Programmer for Saffron Screen in Saffron Walden, Rebecca del Tufu suggests more films to stream as the lockdown continues

Saffron Walden Reporter: Adult Life SkillsAdult Life Skills (Image: Archant)

I’m sure I’m not the only one missing seeing my friends. Zoom quizzes have their place, but we are all longing just to hang out again. This week’s films all have a friendship at their core, to sustain us until we do, indeed, meet again.

Let’s start with some films for the youngsters who are really missing their mates. There’s a huge power in the stories of Roald Dahl (always worth a re-read), so settle down to James and the Giant Peach (U, Amazon Prime), a gorgeous animation, framed with a live-action story – though here, James’s friends are six insects. But with Miriam Margolyes and Joanna Lumley as the ghastly aunts, this is a delight. Another strange friendship forms between young Sophie and the Big Friendly Giant in Steven Spielberg’s version of The BFG (PG, Amazon Prime), and the pair have to save the humans – including the Queen of England – from man-eating giants.

Saffron Walden Reporter: A Simple FavorA Simple Favor (Image: Archant)

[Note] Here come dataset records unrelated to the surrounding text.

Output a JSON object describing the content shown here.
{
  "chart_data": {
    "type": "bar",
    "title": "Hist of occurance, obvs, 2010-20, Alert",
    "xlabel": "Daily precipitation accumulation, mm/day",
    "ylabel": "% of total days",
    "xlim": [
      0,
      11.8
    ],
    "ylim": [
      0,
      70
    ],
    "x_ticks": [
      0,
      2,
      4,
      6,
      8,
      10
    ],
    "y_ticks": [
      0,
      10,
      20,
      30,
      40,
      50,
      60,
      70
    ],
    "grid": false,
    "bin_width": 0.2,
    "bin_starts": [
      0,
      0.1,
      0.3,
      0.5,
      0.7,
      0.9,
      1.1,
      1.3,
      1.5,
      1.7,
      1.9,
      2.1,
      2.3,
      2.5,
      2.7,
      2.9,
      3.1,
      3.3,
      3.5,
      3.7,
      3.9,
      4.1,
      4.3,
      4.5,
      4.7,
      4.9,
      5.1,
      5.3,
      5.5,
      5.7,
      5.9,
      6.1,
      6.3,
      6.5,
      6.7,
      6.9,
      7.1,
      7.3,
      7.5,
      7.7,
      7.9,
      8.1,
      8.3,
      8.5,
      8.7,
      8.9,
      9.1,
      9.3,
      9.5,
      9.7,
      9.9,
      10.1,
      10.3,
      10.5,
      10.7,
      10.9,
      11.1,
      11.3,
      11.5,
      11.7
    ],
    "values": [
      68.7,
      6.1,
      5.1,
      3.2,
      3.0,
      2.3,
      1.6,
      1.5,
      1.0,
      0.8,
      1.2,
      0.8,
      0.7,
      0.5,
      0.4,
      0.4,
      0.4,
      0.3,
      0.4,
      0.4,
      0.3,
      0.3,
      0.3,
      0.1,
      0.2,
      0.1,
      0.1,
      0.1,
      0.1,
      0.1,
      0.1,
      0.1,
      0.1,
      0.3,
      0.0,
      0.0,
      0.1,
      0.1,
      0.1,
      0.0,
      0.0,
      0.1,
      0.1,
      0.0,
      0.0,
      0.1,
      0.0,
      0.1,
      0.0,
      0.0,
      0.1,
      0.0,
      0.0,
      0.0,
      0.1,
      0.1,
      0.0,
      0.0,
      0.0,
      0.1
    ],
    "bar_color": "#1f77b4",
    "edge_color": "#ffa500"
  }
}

Older kids might enjoy an introduction to The Breakfast Club (15, Netflix). Settle down for detention, work out which misfit you are and enjoy the ride, as five high school students discover they have more in common than they thought. Plenty of Brat Pack action and that brilliant ending. Or the funnier-than-expected bromance in The Man From U.N.C.L.E (12A, Netflix) between Henry Cavill’s Napoleon Solo and Armie Hammer’s Ilya Kuryakin. It’s all rather silly – and all the better for that. Fast Girls (12A, iplayer) is also great fun, telling the story of four female athletes preparing to run as the 4x100m relay team in the upcoming world championships in London. Posh girl Lisa (Lily James) is rubbing Shania (Leonora Crichlow) up the wrong way, and their aggravated coach (Noel Clarke) has to meld them into a top-notch team. Thoroughly enjoyable and a throw-back to the glorious summer of the 2012 Olympics.

Sam Taylor-Wood’s Nowhere Boy (15, All4) tells of John Lennon’s early years and his friendship with one Paul McCartney, laying the foundations for the brilliant years of The Beatles. And Anne-Marie Duff and Kristen Scott Thomas are, of course, excellent as Lennon’s absentee mother and buttoned-up aunt. I loved the warmth of the friendship between Colin and Miles in Blindspotting (15, Netflix), as the two young men observe the gentrification of their San Francisco neighbourhood and try (unsuccessfully) to stay out of trouble. The film is warm and funny with a timely social commentary on the intersections of race and class.

If you have one of our MUBI subscriptions, make yourself some noodles and cuddle up with the sisterhood and friendship of Our Little Sister (PG, Mubi), a tenderly crafted story from Japanese master Hirokazu Kore-eda, about three twenty-something sisters who take in their teenage half-sister after their father’s death. The film follows the quartet’s lives over the course of changing seasons and draws a subtle portrait of a family learning to cope with the past by creating their own future. Also on Mubi is Waterlilies (15, Mubi), the debut film from Céline Sciamma (Portrait of a Lady on Fire) about a trio of adolescent girls, as they come of age and explore friendship and love, around the local pool and the world of synchronised swimming.

Much spikier, and with many more Martinis, is A Simple Favor (15, Netflix), a comedy thriller full of acidic humour and sparkling dialogue from Paul Feig (Bridesmaids). When small-town blogger Stephanie (Anna Kendrick) befriends the glamorous Emily (Blake Lively), after their sons request a play date, she is completely over-awed by this enigmatic woman. But when Emily disappears, Stephanie is determined to find out what happened, uncovering a complicated web of mystery. And watch complicated friendships, and a difficult Doctor Who, as Jodie Whittaker plays Anna, living in her mum’s shed and crippled by the loss of her twin brother, in Adult Life Skills (15, Amazon Prime). A visit by her best friend, plus the friendship of a young boy obsessed with Westerns, and the adoring attentions of the local estate agent, help her through her grief in this quirky and sweet film.

Grab a large glass of wine and settle down with Book Club (12A, Netflix). Four legendary actresses (Diane Keaton, Jane Fonda, Candice Bergen and Mary Steenburgen) play lifelong friends who decide to read Fifty Shades of Grey in their book club. The women reassess their love and sex lives, getting frank with each other and their partners and unleashing a torrent of outrageous innuendo, delivered with relish by a deliciously game cast. It is a treat to watch this quartet of great actors working together in a film that’s as irresistibly cheeky as it’s shamelessly cheesy.